Better integration for mainstream, sure. but at the end we have less choice.



Sometimes the end user actually suffers from too much choice.

Choice implies complexity, and there are some places less complexity is quite desirable. I still periodically, when setting up a new Linux machine, have to figure out why the audio frameworks are fighting, for example. The fact that "frameworks" is plural there makes everything harder for me, the end user.

(I compare Python and Node environment management frequently here. Python standardized the protocol for setting up an environment. Wise, better than nothing, but now I have to care whether something is using conda or poetry or some several other options I don't know. Node has npm. If there's a package, it's in npm. To setup a Node service, use npm. One thing to know, one thing to get good at, one thing to use.

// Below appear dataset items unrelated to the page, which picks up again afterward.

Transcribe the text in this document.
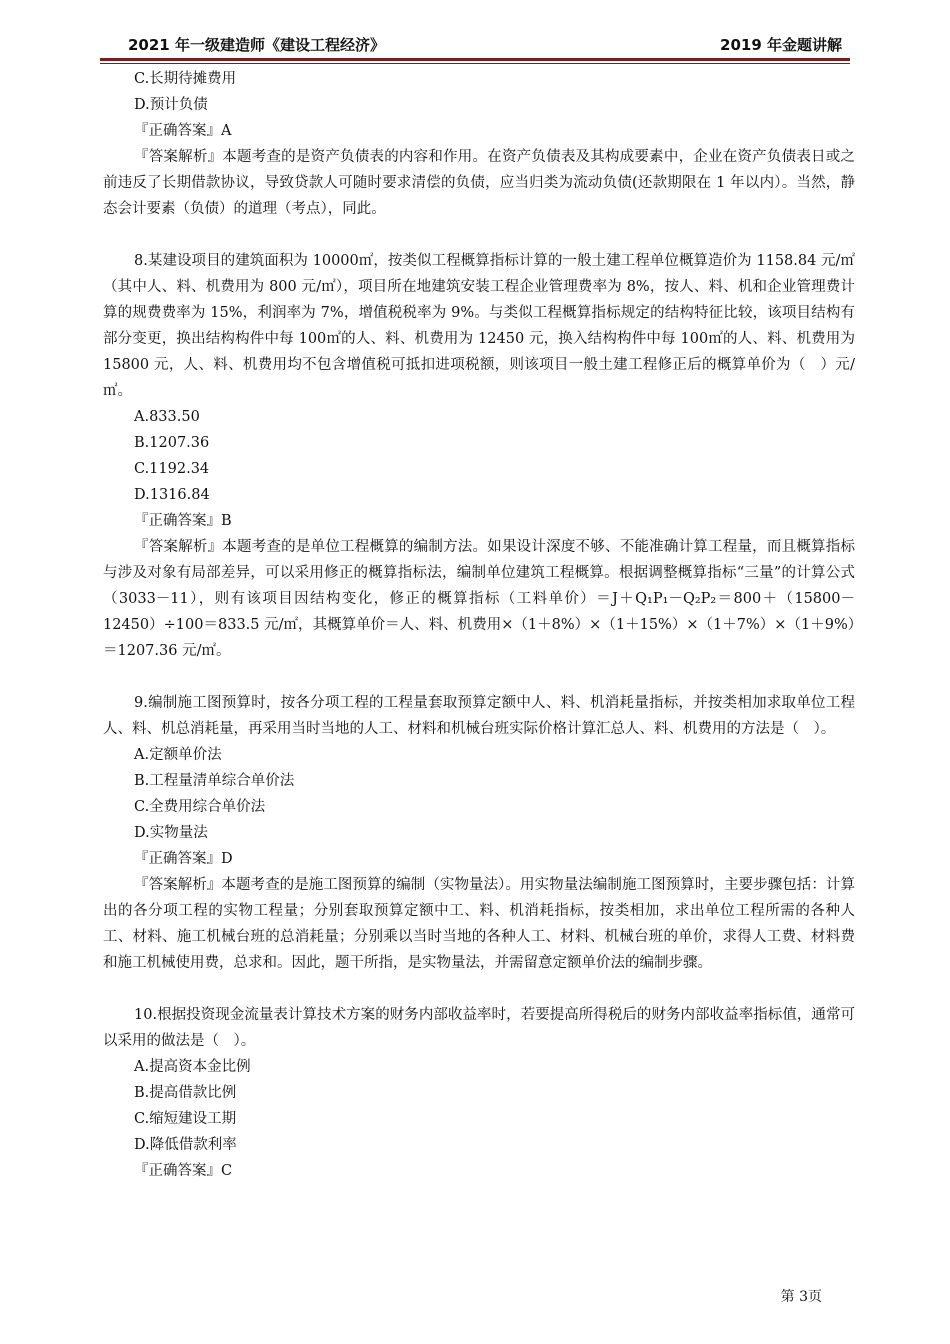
2021 年一级建造师《建设工程经济》	2019 年金题讲解

C.长期待摊费用

D.预计负债

『正确答案』A

『答案解析』本题考查的是资产负债表的内容和作用。在资产负债表及其构成要素中，企业在资产负债表日或之前违反了长期借款协议，导致贷款人可随时要求清偿的负债，应当归类为流动负债(还款期限在 1 年以内）。当然，静态会计要素（负债）的道理（考点），同此。

8.某建设项目的建筑面积为 10000㎡，按类似工程概算指标计算的一般土建工程单位概算造价为 1158.84 元/㎡（其中人、料、机费用为 800 元/㎡），项目所在地建筑安装工程企业管理费率为 8%，按人、料、机和企业管理费计算的规费费率为 15%，利润率为 7%，增值税税率为 9%。与类似工程概算指标规定的结构特征比较，该项目结构有部分变更，换出结构构件中每 100㎡的人、料、机费用为 12450 元，换入结构构件中每 100㎡的人、料、机费用为 15800 元，人、料、机费用均不包含增值税可抵扣进项税额，则该项目一般土建工程修正后的概算单价为（　）元/㎡。

A.833.50

B.1207.36

C.1192.34

D.1316.84

『正确答案』B

『答案解析』本题考查的是单位工程概算的编制方法。如果设计深度不够、不能准确计算工程量，而且概算指标与涉及对象有局部差异，可以采用修正的概算指标法，编制单位建筑工程概算。根据调整概算指标“三量”的计算公式（3033－11），则有该项目因结构变化，修正的概算指标（工料单价）＝J＋Q₁P₁－Q₂P₂＝800＋（15800－12450）÷100＝833.5 元/㎡，其概算单价＝人、料、机费用×（1＋8%）×（1＋15%）×（1＋7%）×（1＋9%）＝1207.36 元/㎡。

9.编制施工图预算时，按各分项工程的工程量套取预算定额中人、料、机消耗量指标，并按类相加求取单位工程人、料、机总消耗量，再采用当时当地的人工、材料和机械台班实际价格计算汇总人、料、机费用的方法是（　）。

A.定额单价法

B.工程量清单综合单价法

C.全费用综合单价法

D.实物量法

『正确答案』D

『答案解析』本题考查的是施工图预算的编制（实物量法）。用实物量法编制施工图预算时，主要步骤包括：计算出的各分项工程的实物工程量；分别套取预算定额中工、料、机消耗指标，按类相加，求出单位工程所需的各种人工、材料、施工机械台班的总消耗量；分别乘以当时当地的各种人工、材料、机械台班的单价，求得人工费、材料费和施工机械使用费，总求和。因此，题干所指，是实物量法，并需留意定额单价法的编制步骤。

10.根据投资现金流量表计算技术方案的财务内部收益率时，若要提高所得税后的财务内部收益率指标值，通常可以采用的做法是（　）。

A.提高资本金比例

B.提高借款比例

C.缩短建设工期

D.降低借款利率

『正确答案』C

第 3页
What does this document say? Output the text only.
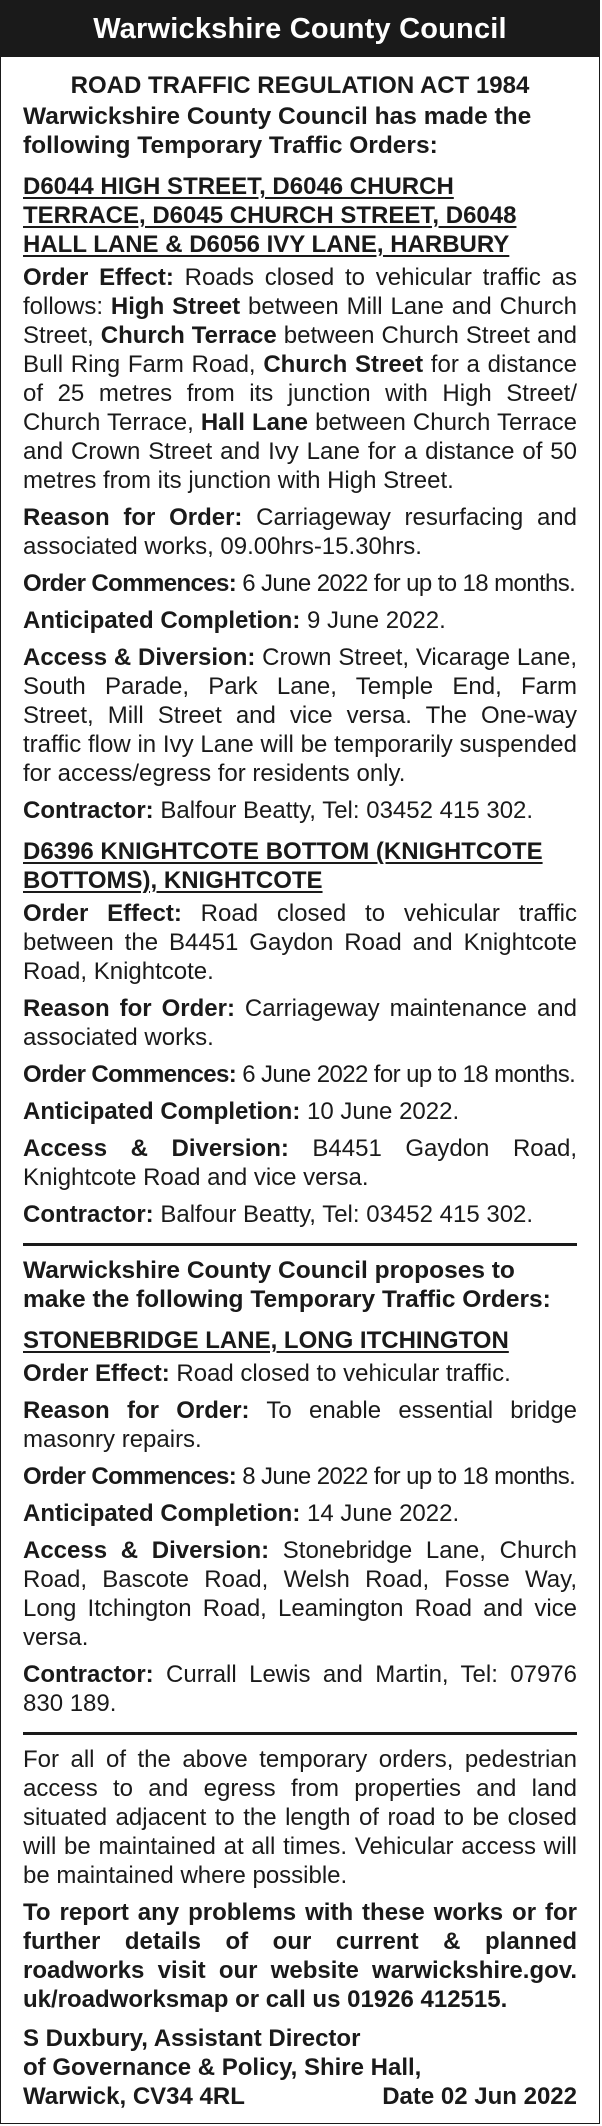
Warwickshire County Council

ROAD TRAFFIC REGULATION ACT 1984

Warwickshire County Council has made the following Temporary Traffic Orders:

D6044 HIGH STREET, D6046 CHURCH TERRACE, D6045 CHURCH STREET, D6048 HALL LANE & D6056 IVY LANE, HARBURY

Order Effect: Roads closed to vehicular traffic as follows: High Street between Mill Lane and Church Street, Church Terrace between Church Street and Bull Ring Farm Road, Church Street for a distance of 25 metres from its junction with High Street/ Church Terrace, Hall Lane between Church Terrace and Crown Street and Ivy Lane for a distance of 50 metres from its junction with High Street.

Reason for Order: Carriageway resurfacing and associated works, 09.00hrs-15.30hrs.

Order Commences: 6 June 2022 for up to 18 months.

Anticipated Completion: 9 June 2022.

Access & Diversion: Crown Street, Vicarage Lane, South Parade, Park Lane, Temple End, Farm Street, Mill Street and vice versa. The One-way traffic flow in Ivy Lane will be temporarily suspended for access/egress for residents only.

Contractor: Balfour Beatty, Tel: 03452 415 302.

D6396 KNIGHTCOTE BOTTOM (KNIGHTCOTE BOTTOMS), KNIGHTCOTE

Order Effect: Road closed to vehicular traffic between the B4451 Gaydon Road and Knightcote Road, Knightcote.

Reason for Order: Carriageway maintenance and associated works.

Order Commences: 6 June 2022 for up to 18 months.

Anticipated Completion: 10 June 2022.

Access & Diversion: B4451 Gaydon Road, Knightcote Road and vice versa.

Contractor: Balfour Beatty, Tel: 03452 415 302.

Warwickshire County Council proposes to make the following Temporary Traffic Orders:

STONEBRIDGE LANE, LONG ITCHINGTON

Order Effect: Road closed to vehicular traffic.

Reason for Order: To enable essential bridge masonry repairs.

Order Commences: 8 June 2022 for up to 18 months.

Anticipated Completion: 14 June 2022.

Access & Diversion: Stonebridge Lane, Church Road, Bascote Road, Welsh Road, Fosse Way, Long Itchington Road, Leamington Road and vice versa.

Contractor: Currall Lewis and Martin, Tel: 07976 830 189.

For all of the above temporary orders, pedestrian access to and egress from properties and land situated adjacent to the length of road to be closed will be maintained at all times. Vehicular access will be maintained where possible.

To report any problems with these works or for further details of our current & planned roadworks visit our website warwickshire.gov. uk/roadworksmap or call us 01926 412515.

S Duxbury, Assistant Director

of Governance & Policy, Shire Hall,

Warwick, CV34 4RL	Date 02 Jun 2022
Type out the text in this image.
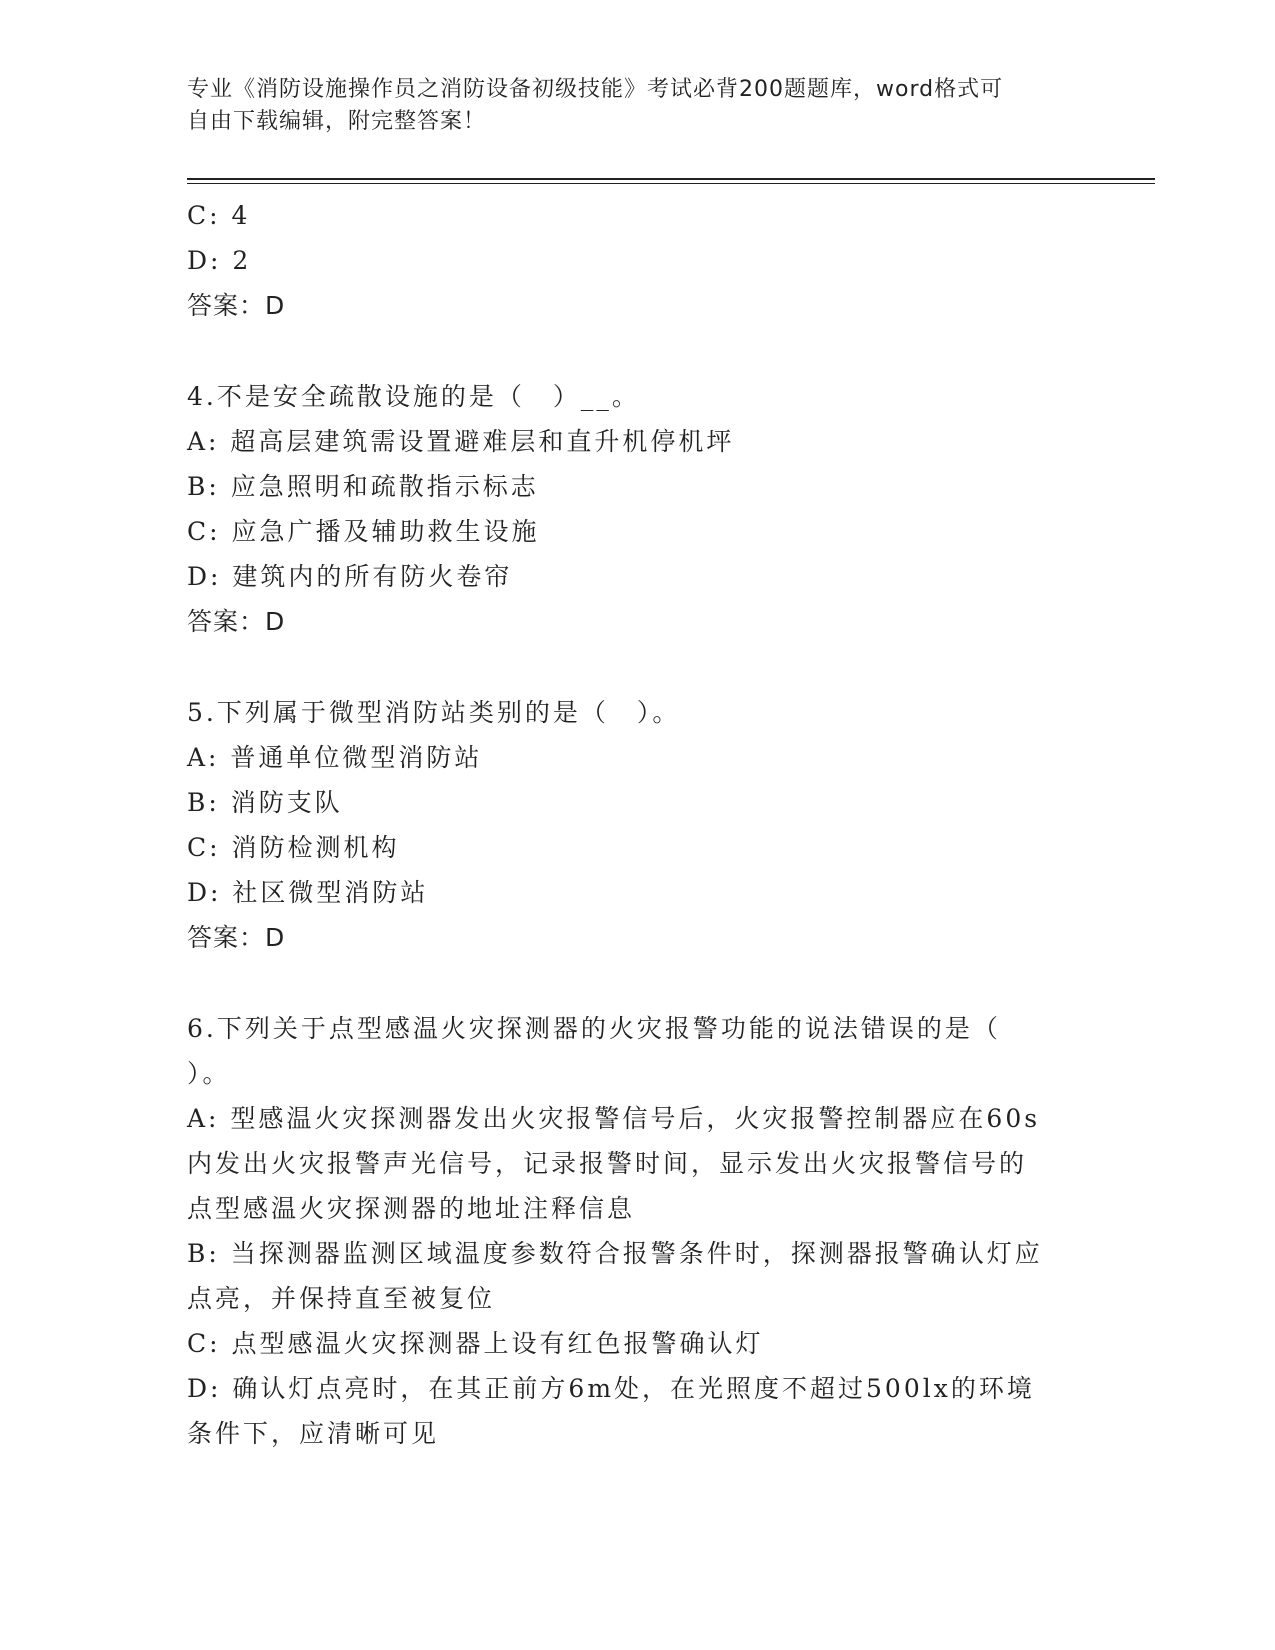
专业《消防设施操作员之消防设备初级技能》考试必背200题题库，word格式可
自由下载编辑，附完整答案！
C: 4
D: 2
答案：D
4.不是安全疏散设施的是（　）__。
A: 超高层建筑需设置避难层和直升机停机坪
B: 应急照明和疏散指示标志
C: 应急广播及辅助救生设施
D: 建筑内的所有防火卷帘
答案：D
5.下列属于微型消防站类别的是（　）。
A: 普通单位微型消防站
B: 消防支队
C: 消防检测机构
D: 社区微型消防站
答案：D
6.下列关于点型感温火灾探测器的火灾报警功能的说法错误的是（
）。
A: 型感温火灾探测器发出火灾报警信号后，火灾报警控制器应在60s
内发出火灾报警声光信号，记录报警时间，显示发出火灾报警信号的
点型感温火灾探测器的地址注释信息
B: 当探测器监测区域温度参数符合报警条件时，探测器报警确认灯应
点亮，并保持直至被复位
C: 点型感温火灾探测器上设有红色报警确认灯
D: 确认灯点亮时，在其正前方6m处，在光照度不超过500lx的环境
条件下，应清晰可见
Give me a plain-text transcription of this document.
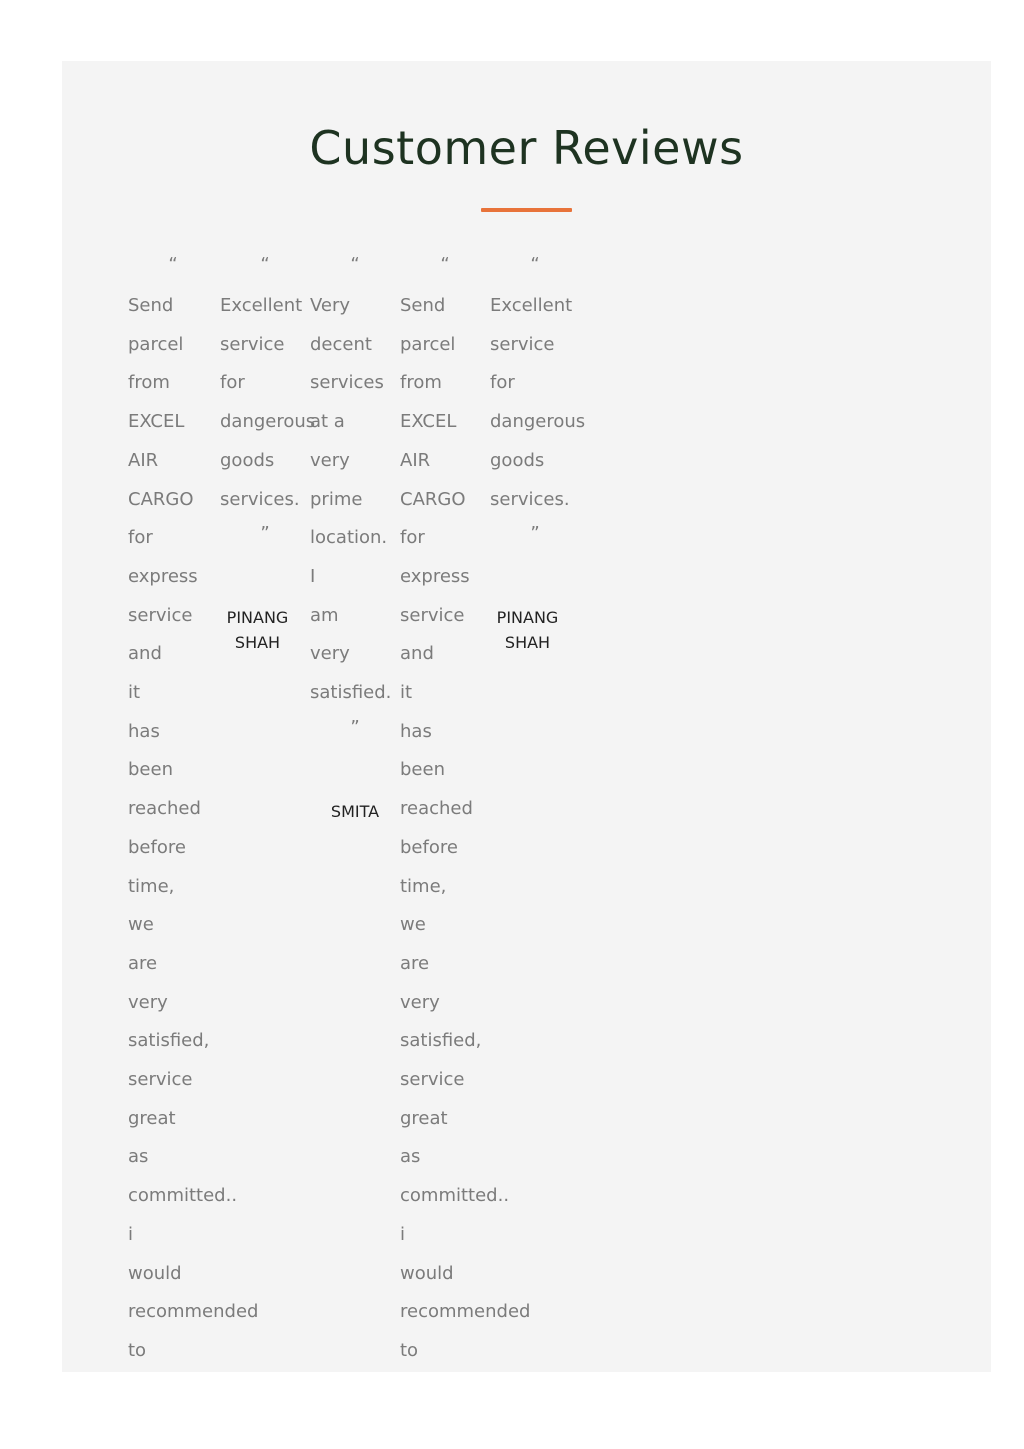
Customer Reviews
“
Send
parcel
from
EXCEL
AIR
CARGO
for
express
service
and
it
has
been
reached
before
time,
we
are
very
satisfied,
service
great
as
committed..
i
would
recommended
to
“
Excellent
service
for
dangerous
goods
services.
”
PINANG SHAH
“
Very
decent
services
at a
very
prime
location.
I
am
very
satisfied.
”
SMITA
“
Send
parcel
from
EXCEL
AIR
CARGO
for
express
service
and
it
has
been
reached
before
time,
we
are
very
satisfied,
service
great
as
committed..
i
would
recommended
to
“
Excellent
service
for
dangerous
goods
services.
”
PINANG SHAH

Environment management with Node is much easier than in Python).


> but at the end we have less choice.

This is exactly my point: you want "diverse choices", which is fundamentally at odds with "cohesive functionality."

The article is about LSP, an imperfect standard, but nevertheless a standard. The prioritization of "choice" above all else is why the OSS world is incapable of creating standards.

> systemd killed many projects

The purpose of software is to fulfill a need. Creation of software projects is simply a side-effect of that process. It's good that systemd killed many projects, because those people who had worked on those projects can now work on a problem that hasn't already been solved.